She rose as she spoke, and passed her arm through his, and they began slowly pacing up and down among the trees. The "something else" which formed the subject of their talk it is not very difficult to divine, and though apparently deeply interesting to them, it would not be worth transcription. It was the old, old subject, which retains its glamour in all countries and in all places, and which was as entrancing in that bit of cockney paradise, with the smoke-discoloured trees waving above them, and the dirty sheep nibbling near them, as it was to OEnone on Ida, or to Desdemona in Venice.

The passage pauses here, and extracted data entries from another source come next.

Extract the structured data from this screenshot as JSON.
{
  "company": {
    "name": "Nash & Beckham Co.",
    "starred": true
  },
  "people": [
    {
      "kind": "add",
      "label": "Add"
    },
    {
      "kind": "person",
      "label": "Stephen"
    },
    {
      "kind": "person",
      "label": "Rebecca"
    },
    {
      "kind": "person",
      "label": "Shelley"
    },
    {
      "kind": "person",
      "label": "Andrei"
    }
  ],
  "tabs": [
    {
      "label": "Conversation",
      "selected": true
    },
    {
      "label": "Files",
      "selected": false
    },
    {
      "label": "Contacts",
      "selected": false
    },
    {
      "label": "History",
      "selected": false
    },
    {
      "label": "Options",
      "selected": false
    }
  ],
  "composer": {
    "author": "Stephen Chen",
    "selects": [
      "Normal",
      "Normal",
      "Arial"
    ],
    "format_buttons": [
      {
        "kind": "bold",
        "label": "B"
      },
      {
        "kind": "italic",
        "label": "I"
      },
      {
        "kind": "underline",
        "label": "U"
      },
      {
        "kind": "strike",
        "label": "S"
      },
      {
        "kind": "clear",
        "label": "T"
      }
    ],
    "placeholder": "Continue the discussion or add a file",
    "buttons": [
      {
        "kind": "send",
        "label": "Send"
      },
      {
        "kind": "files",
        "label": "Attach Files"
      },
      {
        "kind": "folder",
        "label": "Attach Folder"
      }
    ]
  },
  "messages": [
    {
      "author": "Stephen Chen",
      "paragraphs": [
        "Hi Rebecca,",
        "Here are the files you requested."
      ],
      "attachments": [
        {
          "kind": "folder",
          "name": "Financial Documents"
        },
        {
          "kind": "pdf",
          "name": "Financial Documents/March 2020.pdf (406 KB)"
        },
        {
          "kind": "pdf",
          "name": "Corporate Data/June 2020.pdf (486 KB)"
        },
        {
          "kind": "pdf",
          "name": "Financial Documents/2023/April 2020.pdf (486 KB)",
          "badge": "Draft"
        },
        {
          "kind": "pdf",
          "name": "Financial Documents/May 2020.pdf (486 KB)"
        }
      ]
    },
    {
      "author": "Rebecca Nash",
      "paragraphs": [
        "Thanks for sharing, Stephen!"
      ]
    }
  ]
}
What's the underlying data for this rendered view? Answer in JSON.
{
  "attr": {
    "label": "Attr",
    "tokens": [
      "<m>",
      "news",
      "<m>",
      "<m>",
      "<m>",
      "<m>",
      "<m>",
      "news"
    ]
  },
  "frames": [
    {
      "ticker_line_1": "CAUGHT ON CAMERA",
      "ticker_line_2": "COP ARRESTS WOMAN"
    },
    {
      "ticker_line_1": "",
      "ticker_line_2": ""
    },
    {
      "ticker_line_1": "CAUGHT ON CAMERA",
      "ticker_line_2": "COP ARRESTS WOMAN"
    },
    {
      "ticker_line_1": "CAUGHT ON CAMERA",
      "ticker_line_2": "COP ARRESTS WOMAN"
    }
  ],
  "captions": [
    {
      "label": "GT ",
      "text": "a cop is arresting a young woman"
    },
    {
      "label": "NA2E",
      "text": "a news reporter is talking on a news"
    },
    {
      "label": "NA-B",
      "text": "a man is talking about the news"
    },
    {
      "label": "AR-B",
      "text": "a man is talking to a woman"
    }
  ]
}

So they strolled about, trying endless variations of the same tune, until it became time for Daisy to think of returning to her place of business. Paul, after a little inward struggle with himself, proposed to walk with her as far as the Marble Arch; there would be no one in that part of the Park, he thought, of whom he need have the slightest fear; and Daisy appearing to be delighted, they started off. Just before they reached the end of the turf by the Marble Arch they stopped to say adieux. These apparently took a long time to get over, for Daisy's delicate little glove was retained in Paul's grasp, her face was upturned, and he was looking into it with love and passion in his eyes. So that they neither of them observed a tall gentleman who had just entered the gates, and was striking across the Park when his eyes fell upon them, and who honoured them, not with a mere cursory glance, but with an intense and a prolonged stare. This gentleman was George Wainwright.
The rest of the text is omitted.